9. Not being afraid of some default:
Another spectacular aspect of the research was that habit acquisition did not need to be fully adherence as we thought. A 2010 study reported that participants who had a day of shorter practice had a lower desire to establish habits than participants who had a daily habit.
After all, it's a lifestyle change, and that doesn't mean blaming yourself for a day you didn't commit to. In fact, that kind of negative response can make us resist the change overall.

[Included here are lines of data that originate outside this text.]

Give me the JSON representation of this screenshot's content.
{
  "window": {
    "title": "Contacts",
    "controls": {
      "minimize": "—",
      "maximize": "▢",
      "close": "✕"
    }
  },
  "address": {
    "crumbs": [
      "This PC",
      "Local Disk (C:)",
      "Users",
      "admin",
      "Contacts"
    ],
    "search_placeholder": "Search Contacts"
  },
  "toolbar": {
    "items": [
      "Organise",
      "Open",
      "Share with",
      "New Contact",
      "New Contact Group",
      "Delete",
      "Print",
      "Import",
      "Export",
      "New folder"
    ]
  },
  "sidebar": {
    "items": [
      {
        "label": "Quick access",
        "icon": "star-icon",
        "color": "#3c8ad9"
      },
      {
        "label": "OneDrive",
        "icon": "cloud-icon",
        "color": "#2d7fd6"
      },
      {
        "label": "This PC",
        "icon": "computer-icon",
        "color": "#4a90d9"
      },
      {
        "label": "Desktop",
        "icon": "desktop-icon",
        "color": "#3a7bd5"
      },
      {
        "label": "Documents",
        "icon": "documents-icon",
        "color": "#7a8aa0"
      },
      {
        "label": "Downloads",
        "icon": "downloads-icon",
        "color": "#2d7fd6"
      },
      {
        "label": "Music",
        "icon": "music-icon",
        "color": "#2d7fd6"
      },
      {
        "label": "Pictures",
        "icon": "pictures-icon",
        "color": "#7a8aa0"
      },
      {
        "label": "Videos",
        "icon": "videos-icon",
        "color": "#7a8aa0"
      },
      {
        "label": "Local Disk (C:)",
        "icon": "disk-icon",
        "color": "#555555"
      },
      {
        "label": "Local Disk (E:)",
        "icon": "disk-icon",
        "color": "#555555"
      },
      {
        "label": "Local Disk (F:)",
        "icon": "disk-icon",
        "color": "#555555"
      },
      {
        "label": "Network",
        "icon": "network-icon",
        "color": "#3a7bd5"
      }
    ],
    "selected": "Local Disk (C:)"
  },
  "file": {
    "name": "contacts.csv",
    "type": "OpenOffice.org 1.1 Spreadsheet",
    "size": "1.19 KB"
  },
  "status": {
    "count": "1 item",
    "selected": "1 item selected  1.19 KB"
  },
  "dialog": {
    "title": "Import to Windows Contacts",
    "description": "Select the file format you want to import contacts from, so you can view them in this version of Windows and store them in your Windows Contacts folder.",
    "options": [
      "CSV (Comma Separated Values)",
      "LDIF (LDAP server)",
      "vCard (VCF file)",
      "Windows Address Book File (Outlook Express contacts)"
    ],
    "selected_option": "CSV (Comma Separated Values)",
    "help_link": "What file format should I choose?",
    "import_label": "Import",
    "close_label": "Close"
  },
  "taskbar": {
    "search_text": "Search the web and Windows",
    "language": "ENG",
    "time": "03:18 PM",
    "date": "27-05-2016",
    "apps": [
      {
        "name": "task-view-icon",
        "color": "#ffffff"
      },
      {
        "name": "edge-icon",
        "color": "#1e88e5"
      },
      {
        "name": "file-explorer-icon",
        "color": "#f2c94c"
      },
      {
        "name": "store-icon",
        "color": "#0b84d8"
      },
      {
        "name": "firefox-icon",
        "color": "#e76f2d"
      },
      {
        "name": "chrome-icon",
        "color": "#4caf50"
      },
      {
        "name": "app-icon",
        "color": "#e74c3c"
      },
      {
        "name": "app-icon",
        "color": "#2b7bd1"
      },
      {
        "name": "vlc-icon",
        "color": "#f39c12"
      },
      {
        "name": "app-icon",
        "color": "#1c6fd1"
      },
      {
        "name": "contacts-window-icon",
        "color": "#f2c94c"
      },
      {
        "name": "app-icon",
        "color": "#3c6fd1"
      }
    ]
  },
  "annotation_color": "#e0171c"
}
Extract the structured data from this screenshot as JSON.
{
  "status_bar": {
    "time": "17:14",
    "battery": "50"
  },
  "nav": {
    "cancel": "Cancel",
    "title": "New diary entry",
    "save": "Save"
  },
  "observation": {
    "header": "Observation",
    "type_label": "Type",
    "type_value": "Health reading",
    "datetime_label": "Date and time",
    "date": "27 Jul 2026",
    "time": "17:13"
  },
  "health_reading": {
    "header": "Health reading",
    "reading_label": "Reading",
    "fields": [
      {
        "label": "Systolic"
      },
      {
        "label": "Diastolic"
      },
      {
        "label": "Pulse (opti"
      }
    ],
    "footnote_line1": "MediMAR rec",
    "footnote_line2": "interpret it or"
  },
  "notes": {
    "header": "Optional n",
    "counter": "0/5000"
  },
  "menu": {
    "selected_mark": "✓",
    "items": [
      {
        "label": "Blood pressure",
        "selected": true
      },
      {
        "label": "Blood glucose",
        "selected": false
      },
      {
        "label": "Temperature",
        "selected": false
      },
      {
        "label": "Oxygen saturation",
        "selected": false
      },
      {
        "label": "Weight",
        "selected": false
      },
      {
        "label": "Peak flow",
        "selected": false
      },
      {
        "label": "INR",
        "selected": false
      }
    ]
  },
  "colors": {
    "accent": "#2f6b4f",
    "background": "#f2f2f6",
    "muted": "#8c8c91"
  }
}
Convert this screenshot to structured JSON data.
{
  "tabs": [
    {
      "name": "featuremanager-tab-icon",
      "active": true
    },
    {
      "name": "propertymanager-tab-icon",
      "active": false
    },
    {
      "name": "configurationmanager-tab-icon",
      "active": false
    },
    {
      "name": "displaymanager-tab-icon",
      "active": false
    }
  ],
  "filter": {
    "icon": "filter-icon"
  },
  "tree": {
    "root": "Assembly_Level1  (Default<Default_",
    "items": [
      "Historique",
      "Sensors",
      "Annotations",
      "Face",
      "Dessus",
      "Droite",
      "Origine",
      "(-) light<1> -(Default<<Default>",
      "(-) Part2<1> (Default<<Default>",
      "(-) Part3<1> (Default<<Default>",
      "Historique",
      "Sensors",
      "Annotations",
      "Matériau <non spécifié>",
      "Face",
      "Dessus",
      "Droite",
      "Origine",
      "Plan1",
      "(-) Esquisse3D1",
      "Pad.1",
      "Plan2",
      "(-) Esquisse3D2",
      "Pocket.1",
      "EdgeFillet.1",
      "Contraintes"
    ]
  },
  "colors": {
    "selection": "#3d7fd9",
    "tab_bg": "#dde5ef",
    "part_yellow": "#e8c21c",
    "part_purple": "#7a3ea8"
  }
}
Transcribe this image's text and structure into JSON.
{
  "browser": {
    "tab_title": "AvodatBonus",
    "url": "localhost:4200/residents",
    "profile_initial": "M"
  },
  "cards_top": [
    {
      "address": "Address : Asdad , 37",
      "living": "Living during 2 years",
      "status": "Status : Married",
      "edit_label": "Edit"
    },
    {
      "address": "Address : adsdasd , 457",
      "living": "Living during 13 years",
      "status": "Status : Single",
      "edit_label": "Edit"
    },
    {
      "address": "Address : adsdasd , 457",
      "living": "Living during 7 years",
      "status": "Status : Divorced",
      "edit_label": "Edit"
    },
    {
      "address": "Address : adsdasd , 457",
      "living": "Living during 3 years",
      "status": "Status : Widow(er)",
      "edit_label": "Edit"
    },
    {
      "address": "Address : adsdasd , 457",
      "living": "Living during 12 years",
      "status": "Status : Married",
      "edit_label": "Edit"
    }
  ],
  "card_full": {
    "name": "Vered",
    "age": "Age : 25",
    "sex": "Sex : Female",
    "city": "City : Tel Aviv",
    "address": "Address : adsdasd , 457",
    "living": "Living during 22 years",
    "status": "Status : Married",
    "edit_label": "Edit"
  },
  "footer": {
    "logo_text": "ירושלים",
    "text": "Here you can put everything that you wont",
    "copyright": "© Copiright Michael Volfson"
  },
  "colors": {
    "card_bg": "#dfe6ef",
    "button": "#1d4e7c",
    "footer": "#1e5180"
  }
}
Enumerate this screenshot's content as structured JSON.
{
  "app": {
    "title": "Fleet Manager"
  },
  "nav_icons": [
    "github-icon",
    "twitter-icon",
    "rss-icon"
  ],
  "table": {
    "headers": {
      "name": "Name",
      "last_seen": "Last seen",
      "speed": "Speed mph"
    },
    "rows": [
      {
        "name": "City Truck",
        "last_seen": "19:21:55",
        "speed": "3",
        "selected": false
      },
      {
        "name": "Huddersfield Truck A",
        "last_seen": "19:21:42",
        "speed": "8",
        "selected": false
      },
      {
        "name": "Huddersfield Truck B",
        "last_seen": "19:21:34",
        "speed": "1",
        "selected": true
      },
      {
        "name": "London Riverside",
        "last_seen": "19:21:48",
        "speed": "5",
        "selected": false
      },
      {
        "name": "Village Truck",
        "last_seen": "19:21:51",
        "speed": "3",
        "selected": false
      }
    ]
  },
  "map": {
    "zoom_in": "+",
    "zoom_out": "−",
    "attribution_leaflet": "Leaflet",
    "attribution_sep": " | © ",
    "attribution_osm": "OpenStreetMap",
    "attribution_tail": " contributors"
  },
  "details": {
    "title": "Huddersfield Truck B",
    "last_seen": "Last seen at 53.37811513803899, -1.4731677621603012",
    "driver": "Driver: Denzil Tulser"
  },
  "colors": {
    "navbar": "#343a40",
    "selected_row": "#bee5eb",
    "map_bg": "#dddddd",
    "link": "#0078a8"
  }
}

10. Planning for the next morning:
In my experience, the best part of my evening routine is planning for the following morning; it's part of the relaxation process that assisted me feel like my day was complete. As we usually do when the restaurant or store closes, I evaluate my day's events, such as things that went well and what I accomplished, and what I still have to do, as it helps me make a plan to walk on the next morning. When I wake up, I can start my day with a goal in my pocket, instead of spending the first few hours - which I found to be the best hours of the day - doing meaningless or distracting tasks.
11. Tracking progress:
Similar to creating a diary to record your tasks at the beginning of each day, keep a diary as you acquire a new set of habits, and write down what you succeeded in adopting, and what was easy or difficult. This allows you to continue to customize your new routine to suit you more.
Remember that a routine is not a 30-day punishment or challenge that will magically solve your problems. It is a way to achieve a goal and boost productivity.